Tak Ada Titik Terang, Dugaan Sengketa Administrasi Pertanahan Kelurahan Serang Picu Aksi Jilid II di Pemkot Serang
Serang — Lembaga Swadaya Masyarakat (LSM) Siliwangi Bersatu Kota Serang menyampaikan aspirasi melalui aksi unjuk rasa damai yang digelar di Kota Serang pada Kamis, 29 Januari 2026. Aksi tersebut menyoroti dugaan permasalahan administrasi pertanahan di wilayah Kelurahan Serang yang hingga kini dinilai belum memiliki kejelasan hukum.

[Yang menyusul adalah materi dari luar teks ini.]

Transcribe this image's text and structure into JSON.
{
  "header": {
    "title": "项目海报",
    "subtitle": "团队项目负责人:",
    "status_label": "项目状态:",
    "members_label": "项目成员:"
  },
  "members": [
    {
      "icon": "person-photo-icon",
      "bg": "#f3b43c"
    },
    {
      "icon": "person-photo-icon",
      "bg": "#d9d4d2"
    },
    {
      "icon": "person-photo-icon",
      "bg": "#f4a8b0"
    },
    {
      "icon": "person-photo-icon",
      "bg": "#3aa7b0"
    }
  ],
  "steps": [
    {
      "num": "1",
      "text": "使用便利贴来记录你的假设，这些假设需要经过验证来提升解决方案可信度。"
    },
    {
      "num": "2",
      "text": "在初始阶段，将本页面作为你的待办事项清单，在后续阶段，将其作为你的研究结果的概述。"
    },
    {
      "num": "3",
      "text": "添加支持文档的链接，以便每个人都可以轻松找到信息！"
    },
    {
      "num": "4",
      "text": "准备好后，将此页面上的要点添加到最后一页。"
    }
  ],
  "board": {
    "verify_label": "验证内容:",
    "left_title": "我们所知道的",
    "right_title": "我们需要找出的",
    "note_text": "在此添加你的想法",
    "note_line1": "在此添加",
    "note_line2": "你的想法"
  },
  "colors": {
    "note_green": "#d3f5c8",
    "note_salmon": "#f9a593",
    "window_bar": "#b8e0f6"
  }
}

Dalam orasi resminya, Koordinator Aksi, Bachrudin Beka, menjelaskan bahwa aksi tersebut merupakan tindak lanjut atas pengaduan masyarakat terkait status kepemilikan dan administrasi tanah yang dipersoalkan. Tanah dimaksud diketahui telah tercatat pembayaran Pajak Bumi dan Bangunan (PBB) hingga tahun 2025, namun terdapat perbedaan data administrasi yang memicu keberatan dari pihak tertentu.

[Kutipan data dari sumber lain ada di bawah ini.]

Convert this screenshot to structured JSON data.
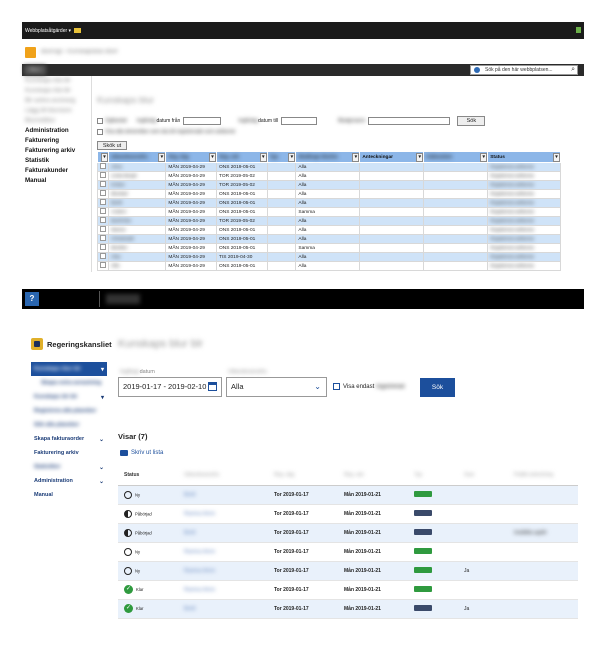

Ia juga menyoroti adanya penerbitan Surat Keterangan Tanah serta Surat Pemberitahuan Pajak Terutang (SPPT) PBB atas nama pihak lain. Menurutnya, hal tersebut perlu mendapatkan klarifikasi dan penjelasan resmi dari instansi yang berwenang. Selain itu, perbedaan luas tanah serta pencatatan objek pajak pada lokasi yang sama dinilai berpotensi menimbulkan sengketa dan kebingungan di tengah masyarakat.
LSM Siliwangi Bersatu meminta agar seluruh proses administrasi pertanahan dilaksanakan secara transparan, akuntabel, serta sesuai dengan ketentuan peraturan perundang-undangan yang berlaku. Mereka juga menekankan pentingnya verifikasi data dan pengecekan lapangan sebelum diterbitkannya dokumen resmi guna mencegah potensi konflik di kemudian hari.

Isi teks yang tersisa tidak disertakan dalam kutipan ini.